Wir von Domspitzen stoßen mit ins Horn – denn die vorgebrachte Kritik hat durchaus Substanz.
1. Warum ein rotes “Er”?
Die farbliche Kennzeichnung der ersten beiden Buchstaben im Stadtnamen ist reiner Selbstzweck und entbehrt jedweder Logik. Die Herkunft des Namens “Erfurt” ist nicht vollständig geklärt. Der Ansatz, der Name setzte sich zusammen aus der historischen Bezeichnung eines Abschnittes der Gera (“Erpisa”) und der Bezeichnung einer Flussdurchfahrt (“Furt”) ist ein verbreiteter aber bei weitem nicht der Einzige. Oft ist auch von einem Müller names “Erf” die Rede, welcher als Namenspatron in Frage kommt. Wie auch immer, ich finde ja Erfurt ist eher eine “Sie” als ein “Er”
2. Das verpfuschte Rad
Tragischerweise hat man darauf verzichtet, zumindest eine DER beiden Erfurter Bildmarken vernünftig zu integrieren: Die vielen Erfurtern lieb gewordene Dom- und Severi-Silhouette wurde gar nicht und das Erfurter Rad nur als kurzlebig-zeitgeistige Karrikatur im Asterisk-Stil verwendet.
3. Falscher Untertitel
Man schreibt dort “Erfurt – Landeshauptstadt Thüringen”. Hier wird der Genitiv verlangt, also müsste der Untertitel korrekt lauten “Erfurt – Landeshauptstadt Thüringens“. Angeblich im Sinne der Verständlichkeit wurde das “s” geopfert. Nun könnte ein Außenstehender annehmen, dass “Thüringen” der Name der Stadt und “Erfurt” evtl. ein Ortsteil davon ist.

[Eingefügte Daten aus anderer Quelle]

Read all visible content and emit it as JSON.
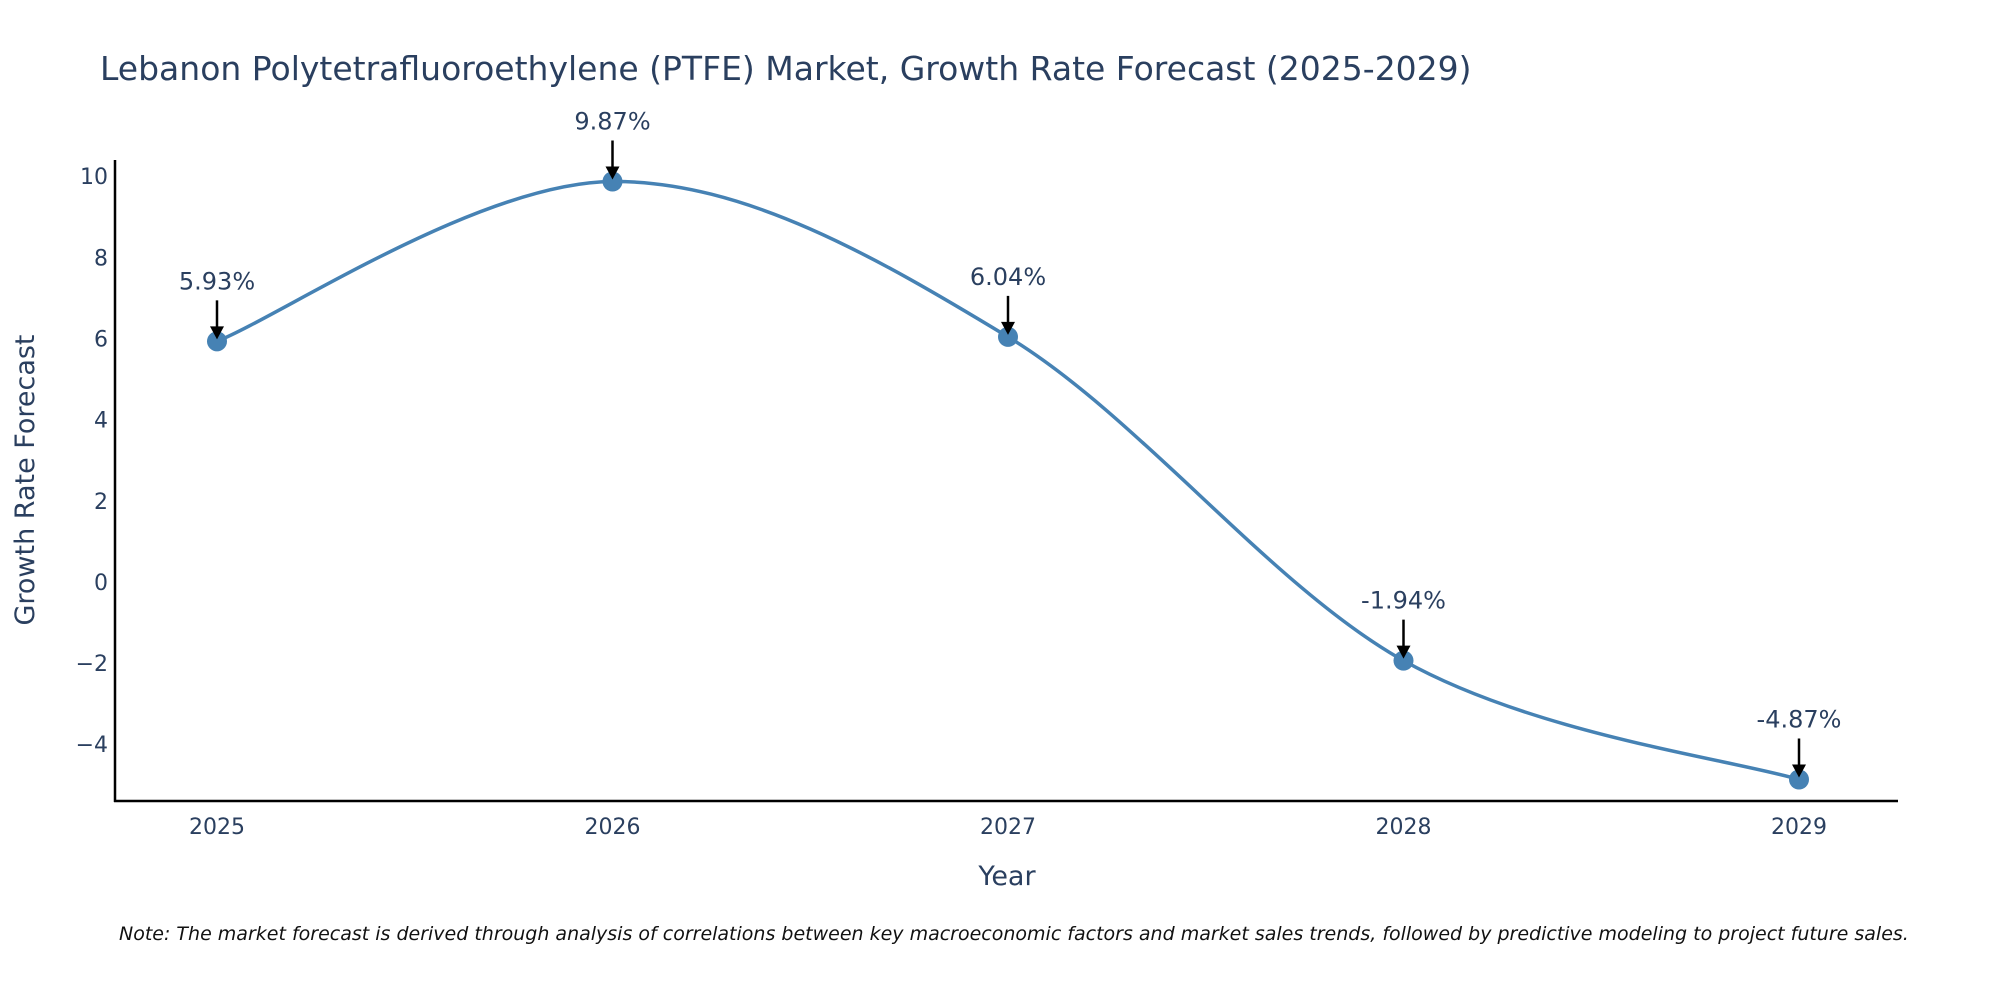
{
  "chart_data": {
    "type": "line",
    "title": "Lebanon Polytetrafluoroethylene (PTFE) Market, Growth Rate Forecast (2025-2029)",
    "xlabel": "Year",
    "ylabel": "Growth Rate Forecast",
    "categories": [
      "2025",
      "2026",
      "2027",
      "2028",
      "2029"
    ],
    "values": [
      5.93,
      9.87,
      6.04,
      -1.94,
      -4.87
    ],
    "data_labels": [
      "5.93%",
      "9.87%",
      "6.04%",
      "-1.94%",
      "-4.87%"
    ],
    "y_ticks": [
      -4,
      -2,
      0,
      2,
      4,
      6,
      8,
      10
    ],
    "y_tick_labels": [
      "−4",
      "−2",
      "0",
      "2",
      "4",
      "6",
      "8",
      "10"
    ],
    "ylim": [
      -5.4,
      10.4
    ],
    "grid": false,
    "line_shape": "spline",
    "colors": {
      "line": "#4682b4",
      "marker": "#4682b4",
      "arrow": "#000000",
      "text": "#2a3f5f"
    }
  },
  "note": "Note: The market forecast is derived through analysis of correlations between key macroeconomic factors and market sales trends, followed by predictive modeling to project future sales."
}
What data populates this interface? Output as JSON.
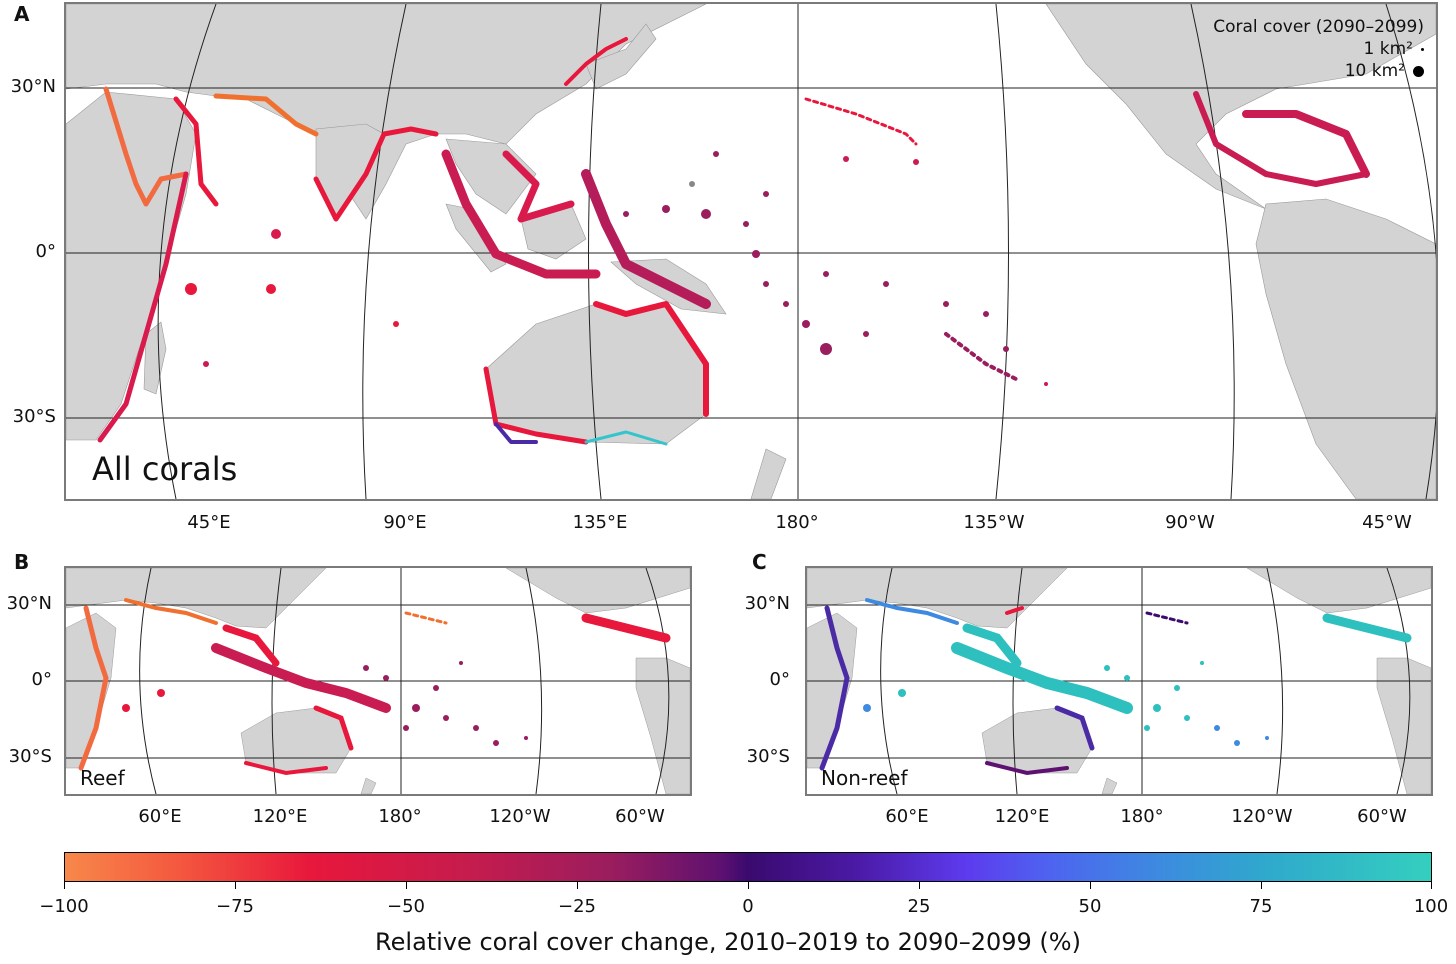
{
  "panels": [
    {
      "letter": "A",
      "title": "All corals",
      "lat_labels": [
        "30°N",
        "0°",
        "30°S"
      ],
      "lon_labels": [
        "45°E",
        "90°E",
        "135°E",
        "180°",
        "135°W",
        "90°W",
        "45°W"
      ]
    },
    {
      "letter": "B",
      "title": "Reef",
      "lat_labels": [
        "30°N",
        "0°",
        "30°S"
      ],
      "lon_labels": [
        "60°E",
        "120°E",
        "180°",
        "120°W",
        "60°W"
      ]
    },
    {
      "letter": "C",
      "title": "Non-reef",
      "lat_labels": [
        "30°N",
        "0°",
        "30°S"
      ],
      "lon_labels": [
        "60°E",
        "120°E",
        "180°",
        "120°W",
        "60°W"
      ]
    }
  ],
  "legend": {
    "title": "Coral cover (2090–2099)",
    "items": [
      {
        "label": "1 km²"
      },
      {
        "label": "10 km²"
      }
    ]
  },
  "colorbar": {
    "ticks": [
      "−100",
      "−75",
      "−50",
      "−25",
      "0",
      "25",
      "50",
      "75",
      "100"
    ],
    "label": "Relative coral cover change, 2010–2019 to 2090–2099 (%)",
    "colors": {
      "min": "#f7884a",
      "mid": "#3a0a6e",
      "max": "#34cfbf"
    }
  },
  "colors": {
    "land": "#d3d3d3",
    "reef_main": "#e11d48",
    "reef_deep": "#9a1d5e",
    "nonreef_main": "#2ebfbf",
    "frame": "#7a7a7a"
  }
}
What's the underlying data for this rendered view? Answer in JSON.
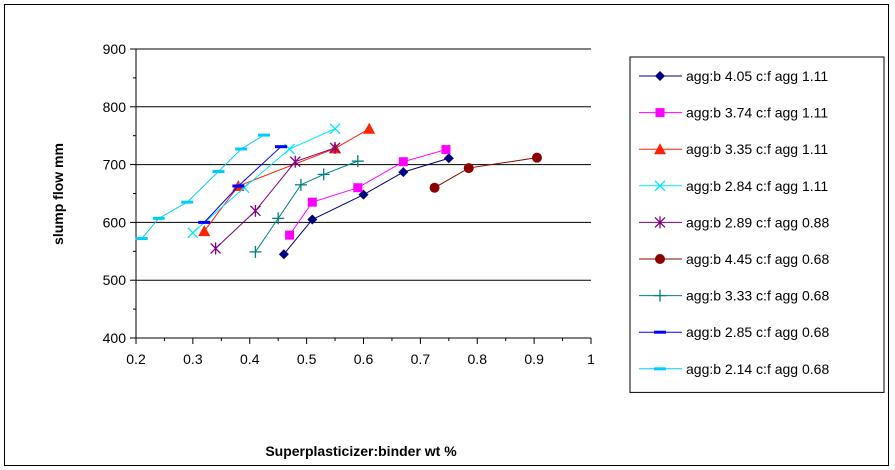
{
  "chart_data": {
    "type": "line",
    "title": "",
    "xlabel": "Superplasticizer:binder wt %",
    "ylabel": "slump flow  mm",
    "xlim": [
      0.2,
      1.0
    ],
    "ylim": [
      400,
      900
    ],
    "xticks": [
      "0.2",
      "0.3",
      "0.4",
      "0.5",
      "0.6",
      "0.7",
      "0.8",
      "0.9",
      "1"
    ],
    "yticks": [
      "400",
      "500",
      "600",
      "700",
      "800",
      "900"
    ],
    "grid": "horizontal major",
    "legend_position": "right",
    "series": [
      {
        "name": "agg:b 4.05 c:f agg 1.11",
        "color": "#000080",
        "marker": "diamond",
        "x": [
          0.46,
          0.51,
          0.6,
          0.67,
          0.75
        ],
        "y": [
          545,
          605,
          648,
          687,
          711
        ]
      },
      {
        "name": "agg:b 3.74 c:f agg 1.11",
        "color": "#ff00ff",
        "marker": "square",
        "x": [
          0.47,
          0.51,
          0.59,
          0.67,
          0.745
        ],
        "y": [
          578,
          635,
          660,
          705,
          726
        ]
      },
      {
        "name": "agg:b 3.35 c:f agg 1.11",
        "color": "#ff2200",
        "marker": "triangle",
        "x": [
          0.32,
          0.38,
          0.55,
          0.61
        ],
        "y": [
          585,
          663,
          728,
          762
        ]
      },
      {
        "name": "agg:b 2.84 c:f agg 1.11",
        "color": "#00e5ff",
        "marker": "x",
        "x": [
          0.3,
          0.39,
          0.47,
          0.55
        ],
        "y": [
          582,
          660,
          727,
          762
        ]
      },
      {
        "name": "agg:b 2.89 c:f  agg 0.88",
        "color": "#800080",
        "marker": "star",
        "x": [
          0.34,
          0.41,
          0.48,
          0.55
        ],
        "y": [
          555,
          620,
          705,
          729
        ]
      },
      {
        "name": "agg:b 4.45 c:f agg 0.68",
        "color": "#8b0000",
        "marker": "circle",
        "x": [
          0.725,
          0.785,
          0.905
        ],
        "y": [
          660,
          694,
          712
        ]
      },
      {
        "name": "agg:b 3.33 c:f agg 0.68",
        "color": "#008080",
        "marker": "plus",
        "x": [
          0.41,
          0.45,
          0.49,
          0.53,
          0.59
        ],
        "y": [
          549,
          607,
          665,
          683,
          706
        ]
      },
      {
        "name": "agg:b 2.85 c:f agg 0.68",
        "color": "#0000ff",
        "marker": "dash",
        "x": [
          0.32,
          0.38,
          0.455
        ],
        "y": [
          600,
          663,
          731
        ]
      },
      {
        "name": "agg:b 2.14 c:f agg 0.68",
        "color": "#00ccff",
        "marker": "dash",
        "x": [
          0.21,
          0.24,
          0.29,
          0.345,
          0.385,
          0.425
        ],
        "y": [
          572,
          607,
          635,
          688,
          727,
          751
        ]
      }
    ]
  }
}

Möglicherweise ist es aber nicht so sehr das Logo selbst, das die Gemüter erregt. Das finde ich typografisch durchaus gelungen und auch die Farbgebung stimmt – vorbehaltlich der oben genannten Kritikpunkte liegt man also mit dem Ergebnis nicht völlig daneben. Nein, es hat einfach und wiederholt kein echter Meinungs- und Willensbildungsprozess stattgefunden. Die große gesellschaftliche Krankheit unserer Tage. Der Volksvertreter meint per se immer und automatisch Volkes Meinung zu vereinnahmen. Dank des exzessiv gelebten Berline Lobbyismus und der Art und Weise, wie politische Karrieren heutzutage entstehen (und was für Leute diesen Weg beschreiten!), kann dieses System nicht mehr funktionieren. Damit reiht sich die Diskussion um das Erfurter Stadtlogo auf lokaler Ebene in die Reihe der, ich nenne sie mal frei nach BILD, “Wut-Themen” ein wie Internetzensur, Afghanistaneinsatz oder Vorratsdatenspeicherung. Aber ich schweife schon wieder an… oder?